E.R. Schiffahrt GmbH & Cie. kg was a shipping company with headquarters in Hamburg. It employs around 3,500 staff at sea and on land (as of 2016). In 2018 following acquisition by Zeaborn Group, E.R. Schiffahrt and Rickmers Shipmanagement were combined as Zeaborn Ship Management.

In April 2012, E.R. Schiffahrt joined the United Nations Global Compact. The company hereby undertakes to link social, ecological and economic aspects and to document actively implemented measures as part of an annual progress report. The voluntary commitment to responsible corporate behaviour is focused on ten principles from the fields of human rights, employment standards, environmental protection and the fight against corruption.

In addition, E.R. Schiffahrt is a founding and member of the steering committee of the ‘Container Ship Safety Forum’ (CSSF). The Business-to-Business network was founded in May 2014 in order to increase safety on board, as well as to improve management practices.

Alongside ship management (technical management and crewing), the company offered services in the fields of chartering, new-build planning, modifications and insurance to its customers.

== History ==
The company's roots lie in the foundation in 1992 of Emissionshaus Nordcapital by Erck Rickmers and his brother Bertram Rickmers.
Initially run together, the brothers parted company in 1996, with Erck Rickmers continuing to manage Nordcapital and founding the shipping company E.R. Schiffahrt two years later. The company's first new build was the container ship E.R. Hamburg, brought into service in September 1998 with a capacity of 2,226 TEU.

In the beginning, E.R. Schiffahrt focused on the operation and chartering of container vessels, but from 2006 expanded into operating offshore vessels and Bulk carriers. In January 2008, Erck Rickmers merged shipping companies E.R. Schiffahrt and E.R. Offshore, along with investment company Nordcapital, under the umbrella of E.R. Capital Holding.

In 2012, E.R. Schiffahrt merged with ship management company Komrowski and its subsidiary Blue Star under the umbrella of Blue Star Holding.
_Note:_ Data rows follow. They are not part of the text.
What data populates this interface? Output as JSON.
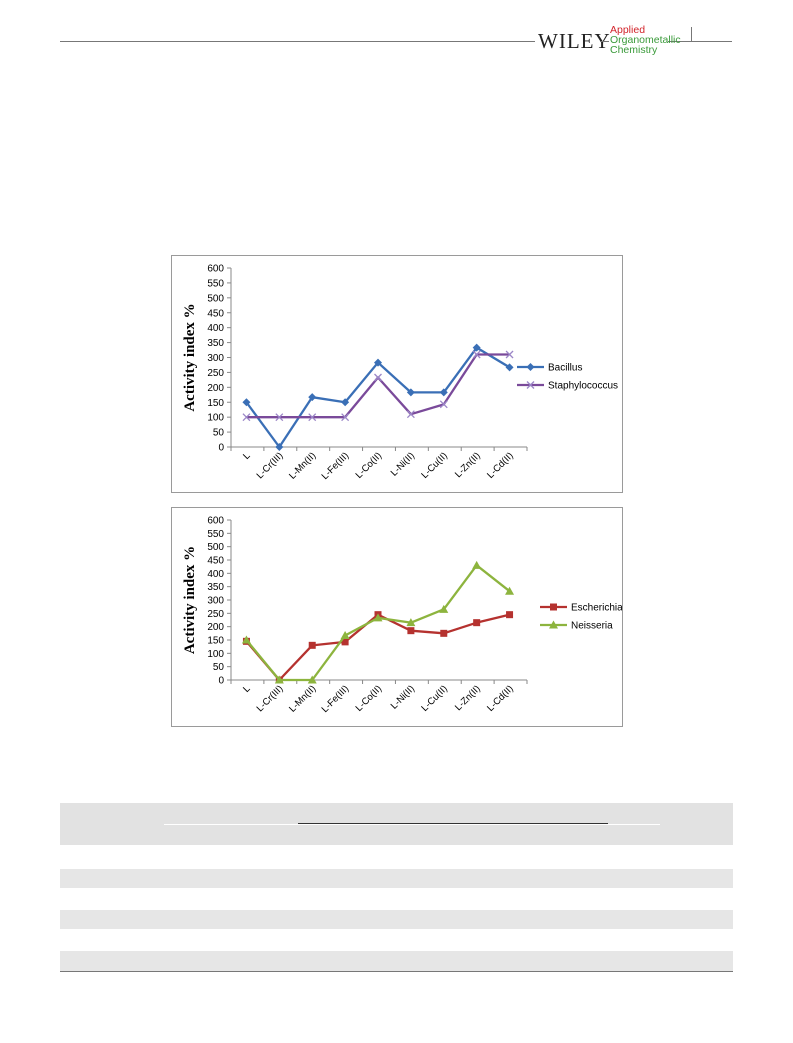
{
  "header": {
    "publisher": "WILEY",
    "journal_line1": "Applied",
    "journal_line2": "Organometallic",
    "journal_line3": "Chemistry"
  },
  "chart_data": [
    {
      "type": "line",
      "ylabel": "Activity index %",
      "ylim": [
        0,
        600
      ],
      "yticks": [
        0,
        50,
        100,
        150,
        200,
        250,
        300,
        350,
        400,
        450,
        500,
        550,
        600
      ],
      "categories": [
        "L",
        "L-Cr(III)",
        "L-Mn(II)",
        "L-Fe(III)",
        "L-Co(II)",
        "L-Ni(II)",
        "L-Cu(II)",
        "L-Zn(II)",
        "L-Cd(II)"
      ],
      "legend_position": "right",
      "series": [
        {
          "name": "Bacillus",
          "color": "#3a6fb6",
          "marker": "diamond",
          "values": [
            150,
            0,
            167,
            150,
            283,
            183,
            183,
            333,
            267
          ]
        },
        {
          "name": "Staphylococcus",
          "color": "#7a4a9a",
          "marker": "x",
          "values": [
            100,
            100,
            100,
            100,
            233,
            110,
            143,
            310,
            310
          ]
        }
      ]
    },
    {
      "type": "line",
      "ylabel": "Activity index %",
      "ylim": [
        0,
        600
      ],
      "yticks": [
        0,
        50,
        100,
        150,
        200,
        250,
        300,
        350,
        400,
        450,
        500,
        550,
        600
      ],
      "categories": [
        "L",
        "L-Cr(III)",
        "L-Mn(II)",
        "L-Fe(III)",
        "L-Co(II)",
        "L-Ni(II)",
        "L-Cu(II)",
        "L-Zn(II)",
        "L-Cd(II)"
      ],
      "legend_position": "right",
      "series": [
        {
          "name": "Escherichia",
          "color": "#b5322f",
          "marker": "square",
          "values": [
            145,
            0,
            130,
            143,
            245,
            185,
            175,
            215,
            245
          ]
        },
        {
          "name": "Neisseria",
          "color": "#8db43e",
          "marker": "triangle",
          "values": [
            150,
            0,
            0,
            167,
            233,
            215,
            265,
            430,
            333
          ]
        }
      ]
    }
  ]
}
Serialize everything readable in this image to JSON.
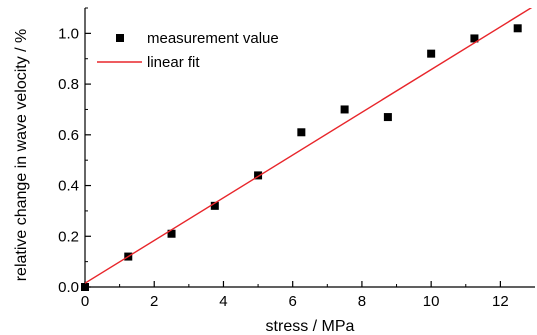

The umbrella company's capital majority is held by E.R. Capital Holding.

== Fleet ==
E.R. Schiffahrt operated a fleet of more than 90 vessels, among them four Ultra large container ships and more than forty Post-Panamax Class container ships.

== Bibliography ==
Erik Lindner: 175 Jahre Rickmers. Hoffmann und Campe 2009, ISBN 978-3455501117.